Photographer: Wei Leng Tay / Bloomberg
Photographer: Wei Leng Tay / Bloomberg
Singapore’s economy continued its slow recovery from the worst fall in the country’s history, with pillars such as trade and tourism marked by the coronavirus pandemic.
Gross domestic product grew by 2.1% last quarter due to seasonality compared to the previous three months, according to advanced estimates from the Ministry of Trade and Industry released on Monday. Driven by quarterly gains in construction and services, the increase exceeded the average forecast of 1.3% in a survey of Bloomberg economists.
Throughout the year, the city-state economy shrank by 5.8%. While it is better than the 6% decline expected by economists, it is the worst show since independence more than half a century ago and the first annual contraction since 2001.
The performance is “definitely encouraging, as it has been better than expected for both the fourth quarter and the full year thanks to the upward revision in the third quarter,” said Selena Ling, head of research and treasure strategy of Oversea-Chinese Banking Corp. in Singapore. With vaccinations underway and a reduction in restrictions in late December, “we expect Singapore’s economy to continue to stabilize and recover its footing during the first half of 2021 to allow more economic green shoots to flourish.”
Forward Singapore
Singapore wants to recover from the worst slowdown since independence
Source: Singapore Department of Statistics, Ministry of Trade and Industry
The Singapore dollar rose 0.3% to US $ 1.3184 against the US dollar as of 10:25 a.m. highest level since April 2018. The Straits Times benchmark varied little on the day.
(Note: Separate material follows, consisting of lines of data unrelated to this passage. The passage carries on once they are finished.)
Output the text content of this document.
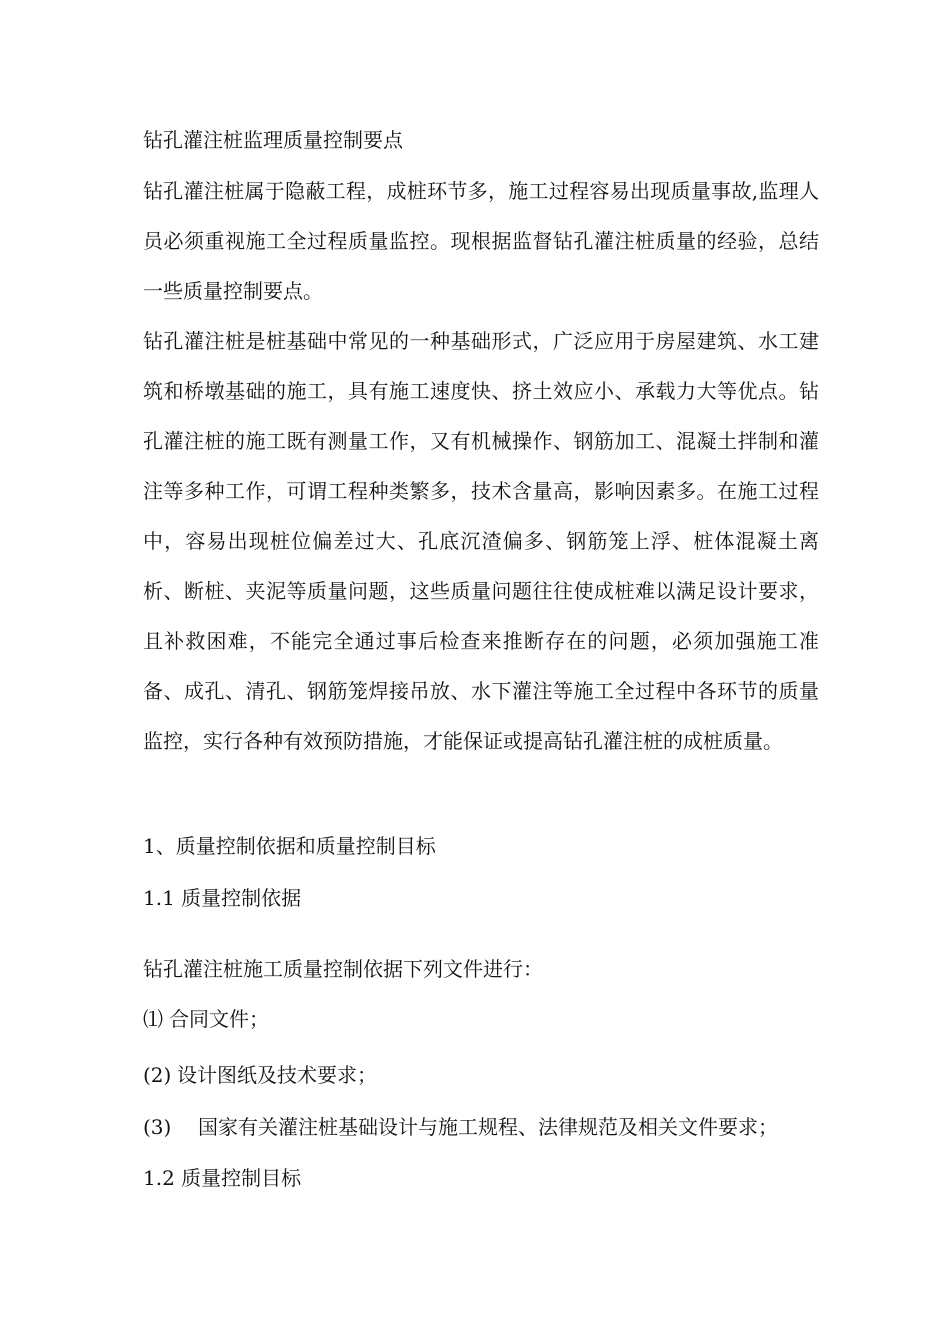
钻孔灌注桩监理质量控制要点
钻孔灌注桩属于隐蔽工程，成桩环节多，施工过程容易出现质量事故,监理人员必须重视施工全过程质量监控。现根据监督钻孔灌注桩质量的经验，总结一些质量控制要点。
钻孔灌注桩是桩基础中常见的一种基础形式，广泛应用于房屋建筑、水工建筑和桥墩基础的施工，具有施工速度快、挤土效应小、承载力大等优点。钻孔灌注桩的施工既有测量工作，又有机械操作、钢筋加工、混凝土拌制和灌注等多种工作，可谓工程种类繁多，技术含量高，影响因素多。在施工过程中，容易出现桩位偏差过大、孔底沉渣偏多、钢筋笼上浮、桩体混凝土离析、断桩、夹泥等质量问题，这些质量问题往往使成桩难以满足设计要求，且补救困难，不能完全通过事后检查来推断存在的问题，必须加强施工准备、成孔、清孔、钢筋笼焊接吊放、水下灌注等施工全过程中各环节的质量监控，实行各种有效预防措施，才能保证或提高钻孔灌注桩的成桩质量。
1、质量控制依据和质量控制目标
1.1 质量控制依据
钻孔灌注桩施工质量控制依据下列文件进行：
⑴ 合同文件；
(2) 设计图纸及技术要求；
(3) 国家有关灌注桩基础设计与施工规程、法律规范及相关文件要求；
1.2 质量控制目标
As a small island nation that is heavily dependent on trade, Singapore’s growth depends on the global recovery from the pandemic, but even then, the challenges will remain as vaccines are deployed locally.
Singapore sees an uneven recovery in 2021 after the worst decline
“The government has done everything possible to support our workers and businesses, to prevent massive job losses and business failures,” Prime Minister Lee Hsien Loong said in a December 31 message. . “We expect a rebound in 2021, although the recovery will be uneven and activity is likely to remain below pre-Covid-19 levels for some time to come.”
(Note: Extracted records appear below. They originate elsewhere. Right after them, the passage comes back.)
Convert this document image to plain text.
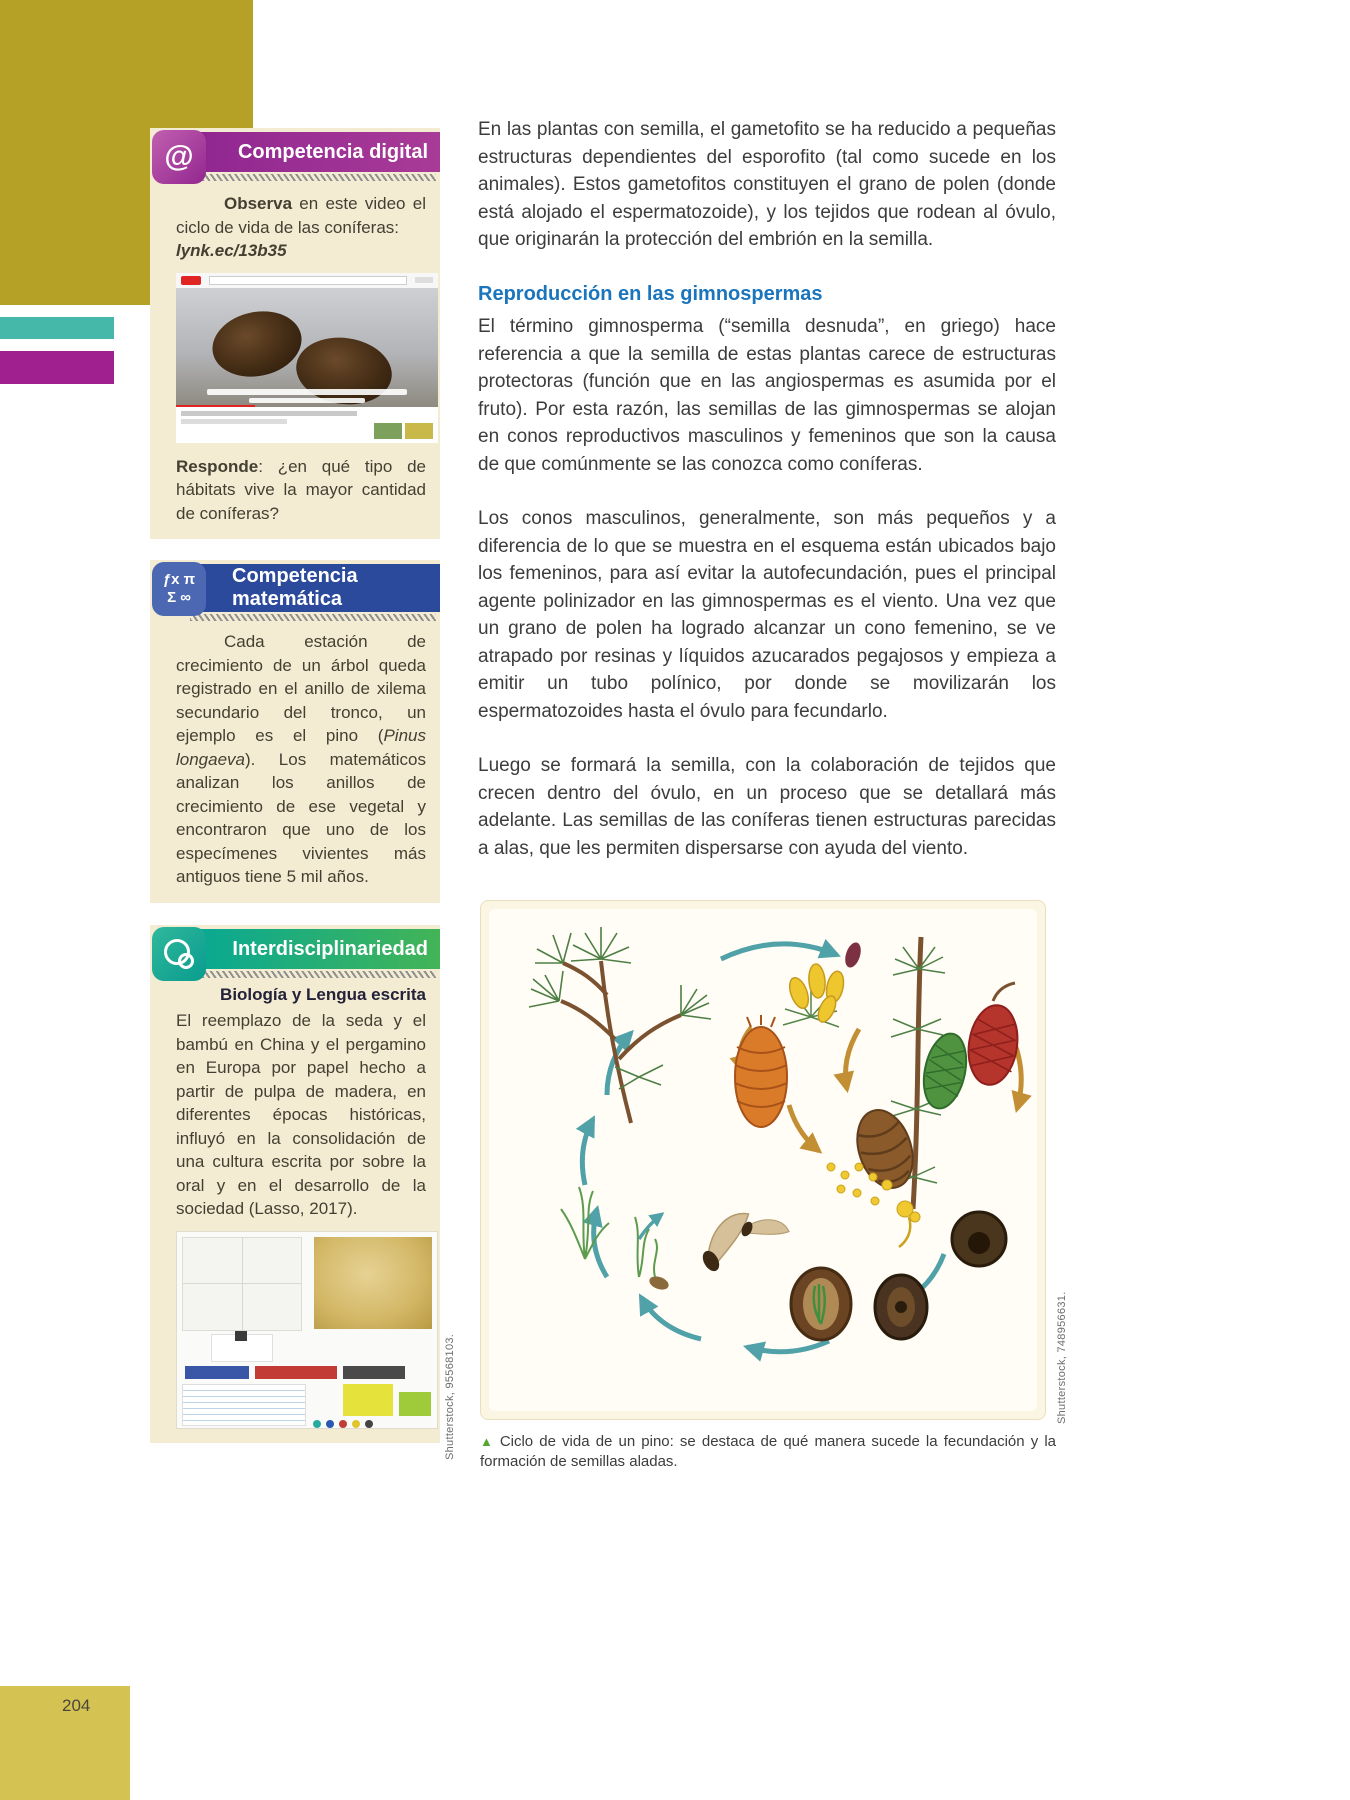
204
@ Competencia digital

Observa en este video el ciclo de vida de las coníferas:

lynk.ec/13b35

Responde: ¿en qué tipo de hábitats vive la mayor cantidad de coníferas?

ƒx π
Σ ∞
Competencia
matemática

Cada estación de crecimiento de un árbol queda registrado en el anillo de xilema secundario del tronco, un ejemplo es el pino (Pinus longaeva). Los matemáticos analizan los anillos de crecimiento de ese vegetal y encontraron que uno de los especímenes vivientes más antiguos tiene 5 mil años.

Interdisciplinariedad
Biología y Lengua escrita

El reemplazo de la seda y el bambú en China y el pergamino en Europa por papel hecho a partir de pulpa de madera, en diferentes épocas históricas, influyó en la consolidación de una cultura escrita por sobre la oral y en el desarrollo de la sociedad (Lasso, 2017).

Shutterstock, 95568103.

En las plantas con semilla, el gametofito se ha reducido a pequeñas estructuras dependientes del esporofito (tal como sucede en los animales). Estos gametofitos constituyen el grano de polen (donde está alojado el espermatozoide), y los tejidos que rodean al óvulo, que originarán la protección del embrión en la semilla.

Reproducción en las gimnospermas

El término gimnosperma (“semilla desnuda”, en griego) hace referencia a que la semilla de estas plantas carece de estructuras protectoras (función que en las angiospermas es asumida por el fruto). Por esta razón, las semillas de las gimnospermas se alojan en conos reproductivos masculinos y femeninos que son la causa de que comúnmente se las conozca como coníferas.

Los conos masculinos, generalmente, son más pequeños y a diferencia de lo que se muestra en el esquema están ubicados bajo los femeninos, para así evitar la autofecundación, pues el principal agente polinizador en las gimnospermas es el viento. Una vez que un grano de polen ha logrado alcanzar un cono femenino, se ve atrapado por resinas y líquidos azucarados pegajosos y empieza a emitir un tubo polínico, por donde se movilizarán los espermatozoides hasta el óvulo para fecundarlo.

Luego se formará la semilla, con la colaboración de tejidos que crecen dentro del óvulo, en un proceso que se detallará más adelante. Las semillas de las coníferas tienen estructuras parecidas a alas, que les permiten dispersarse con ayuda del viento.

▲ Ciclo de vida de un pino: se destaca de qué manera sucede la fecundación y la formación de semillas aladas.
Shutterstock, 748956631.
What Bloomberg Economics says …
“While activity continues to rise, we do not expect a return to positive growth until the second quarter of 2021. A full recovery of this regional center will require the normalization of world travel and trade, which we consider unlikely this year.”
– Tamara Mast Henderson, Asian economist
To read the full note, click here
Despite advances from the depths of the recession, important challenges remain.
“The recovery in domestic demand will probably be limited by the continuing weakness of tourism and the large influx of the labor market,” Economists at Citigroup Inc. Wei Zheng Kit and Kai Wei Ang wrote in a note. “We are also closely monitoring for possible renewed waves of infection in the community, which could stop or even reverse the reopening process.”
Compared to a year earlier, the economy shrank by 3.8% in the three months to December, the fourth consecutive quarter of contraction. The average estimate in a survey of economists was -4.7%.
In November, the ministry said he expected the economy to shrink from 6% to 6.5% in 2020, before growing again from 4% to 6% this year, as travel restrictions and local security measures are likely to be reduced.
U-shaped recovery
“The recovery will be more U-shaped than V-shaped, and GDP will return to pre-pandemic levels only in early 2022,” Maybank Kim Eng Research Pte said. economists Chua Hak Bin and Ju Ye Lee wrote in a research note. “The ease of border controls will be at a snail’s pace, not at warp speed, and probably later, when the herd’s immunity is achieved in most developed economies.”
Other details of Monday’s release:
- Manufacturing expanded by 9.5% compared to the previous year, driven by production in electronics, biomedical manufacturing and precision engineering. The sector contracted by 2.6% compared to the previous three months
- Construction fell by 28.5% year-on-year, but increased by 34.4% compared to the previous quarter, as more projects were resumed
- Wholesale and retail trade and transport and storage decreased by 11% over the previous year, only marginally improving the decline in the third quarter amid declining world trade and air travel.
- The information and communications, finance and insurance and professional services sectors grew by 0.2% year-on-year, compared with the contraction of 0.2% in the third quarter
- Advanced GDP estimates are largely calculated from data for the first two months of the quarter. A more complete estimate will be released next month that will include performance by sectors, inflation, employment and productivity
– With the assistance of Myungshin Cho and Michelle Jamrisko
(Update the market levels in the fifth paragraph, add the Bloomberg Economist quote to the text box, and the analyst quotes above the marked points.)